The biodiversity hall has a crazy collection of enthralling objects displayed against a back lit wall that holds my attention for a long time.

At La Guardia Airport there are a few anxious and downright maddening moments as I discover I am in danger of being bumped off my flight by the atrocious American Airlines but, eventually, I find myself back in Cancun where I am welcomed by torrential rain, of course.

{ 4 } Comments

  1. zanny | July 30, 2010 at 10:38 pm | Permalink

    Hey THANKS for coming and for your entertaining blog post – you rather modestly left out that you played a pretty big role in choosing plants for the garden and planting them… Good news is that the garden is already producing some fruit and veggies and Kristie is taking good care that it remains watered.
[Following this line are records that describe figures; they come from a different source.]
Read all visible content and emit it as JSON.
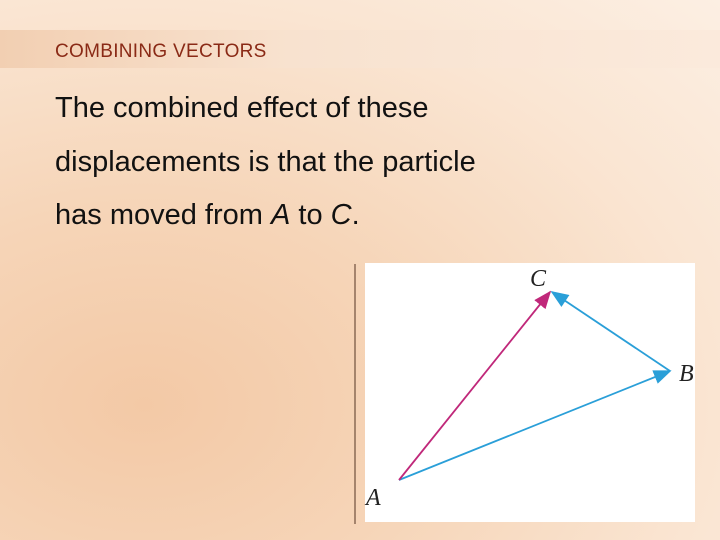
{
  "header": {
    "title": "COMBINING VECTORS"
  },
  "body": {
    "lines": [
      [
        {
          "text": "The combined effect of these",
          "italic": false
        }
      ],
      [
        {
          "text": "displacements is that the particle",
          "italic": false
        }
      ],
      [
        {
          "text": "has moved from ",
          "italic": false
        },
        {
          "text": "A",
          "italic": true
        },
        {
          "text": " to ",
          "italic": false
        },
        {
          "text": "C",
          "italic": true
        },
        {
          "text": ".",
          "italic": false
        }
      ]
    ]
  },
  "figure": {
    "points": [
      {
        "label": "A"
      },
      {
        "label": "B"
      },
      {
        "label": "C"
      }
    ]
  }
}
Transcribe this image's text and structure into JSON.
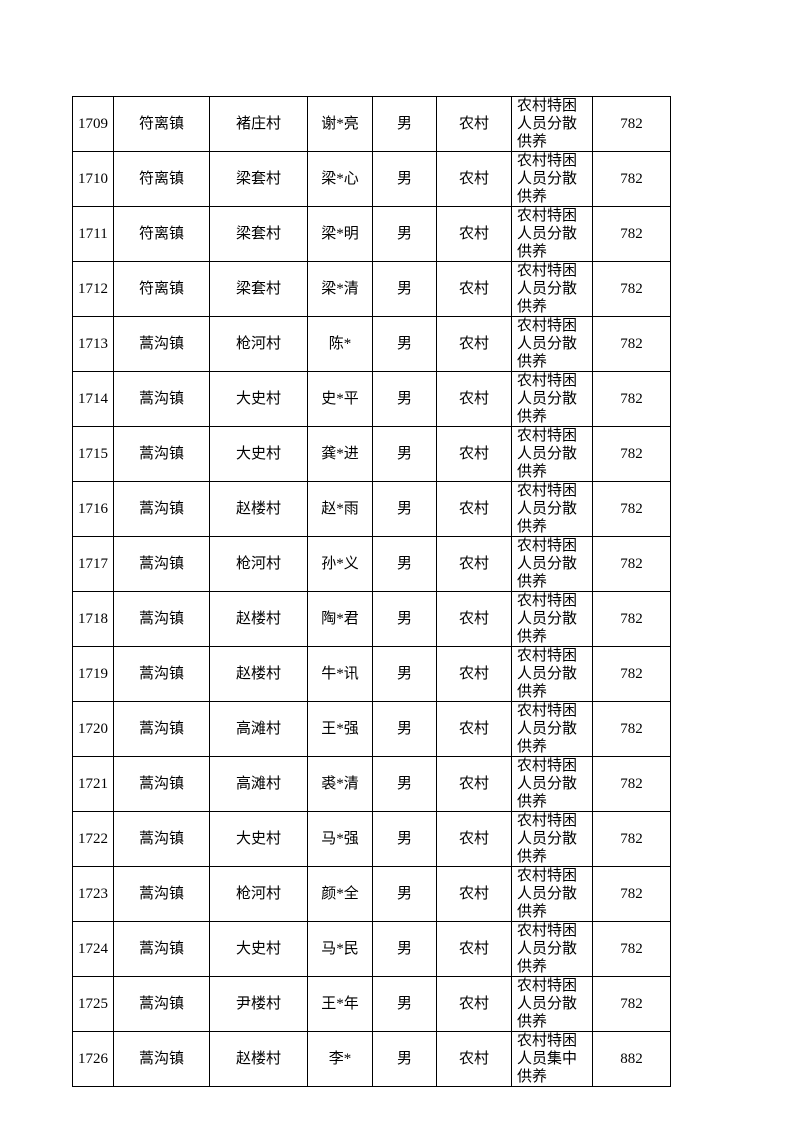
{
  "table": {
    "rows": [
      [
        1709,
        "符离镇",
        "褚庄村",
        "谢*亮",
        "男",
        "农村",
        "农村特困人员分散供养",
        782
      ],
      [
        1710,
        "符离镇",
        "梁套村",
        "梁*心",
        "男",
        "农村",
        "农村特困人员分散供养",
        782
      ],
      [
        1711,
        "符离镇",
        "梁套村",
        "梁*明",
        "男",
        "农村",
        "农村特困人员分散供养",
        782
      ],
      [
        1712,
        "符离镇",
        "梁套村",
        "梁*清",
        "男",
        "农村",
        "农村特困人员分散供养",
        782
      ],
      [
        1713,
        "蒿沟镇",
        "枪河村",
        "陈*",
        "男",
        "农村",
        "农村特困人员分散供养",
        782
      ],
      [
        1714,
        "蒿沟镇",
        "大史村",
        "史*平",
        "男",
        "农村",
        "农村特困人员分散供养",
        782
      ],
      [
        1715,
        "蒿沟镇",
        "大史村",
        "龚*进",
        "男",
        "农村",
        "农村特困人员分散供养",
        782
      ],
      [
        1716,
        "蒿沟镇",
        "赵楼村",
        "赵*雨",
        "男",
        "农村",
        "农村特困人员分散供养",
        782
      ],
      [
        1717,
        "蒿沟镇",
        "枪河村",
        "孙*义",
        "男",
        "农村",
        "农村特困人员分散供养",
        782
      ],
      [
        1718,
        "蒿沟镇",
        "赵楼村",
        "陶*君",
        "男",
        "农村",
        "农村特困人员分散供养",
        782
      ],
      [
        1719,
        "蒿沟镇",
        "赵楼村",
        "牛*讯",
        "男",
        "农村",
        "农村特困人员分散供养",
        782
      ],
      [
        1720,
        "蒿沟镇",
        "高滩村",
        "王*强",
        "男",
        "农村",
        "农村特困人员分散供养",
        782
      ],
      [
        1721,
        "蒿沟镇",
        "高滩村",
        "裘*清",
        "男",
        "农村",
        "农村特困人员分散供养",
        782
      ],
      [
        1722,
        "蒿沟镇",
        "大史村",
        "马*强",
        "男",
        "农村",
        "农村特困人员分散供养",
        782
      ],
      [
        1723,
        "蒿沟镇",
        "枪河村",
        "颜*全",
        "男",
        "农村",
        "农村特困人员分散供养",
        782
      ],
      [
        1724,
        "蒿沟镇",
        "大史村",
        "马*民",
        "男",
        "农村",
        "农村特困人员分散供养",
        782
      ],
      [
        1725,
        "蒿沟镇",
        "尹楼村",
        "王*年",
        "男",
        "农村",
        "农村特困人员分散供养",
        782
      ],
      [
        1726,
        "蒿沟镇",
        "赵楼村",
        "李*",
        "男",
        "农村",
        "农村特困人员集中供养",
        882
      ]
    ]
  }
}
Miss you already, have a great time in Cuba (its always been my dream to go and I am sad too that practicalities meant you came to me in Chicago and I didnt get to come have a Cuban adventure with you) xx

  2. Rebecca | August 2, 2010 at 10:53 am | Permalink

    Thanks for this informative side view of what looks like an amazing adventure! I didn’t know that Zanny had a sister in the US?!! Really nice!
    bek

  3. Kristie | August 3, 2010 at 4:15 am | Permalink

    Anna I really enjoyed your blog post. Arianna, Jaelin and I have gone through and read a few of your blogs about your travels…..amazing job!! It was great meeting you and working with you on this project. Keep up the good work, and the kids and I will continue to follow your blogs..good luck to you and enjoy your travels….Love Always.

  4. roadlesswandering | August 3, 2010 at 9:01 am | Permalink

    Great read! Former Gary Resident! I love the look of the house and the garden. Thank you!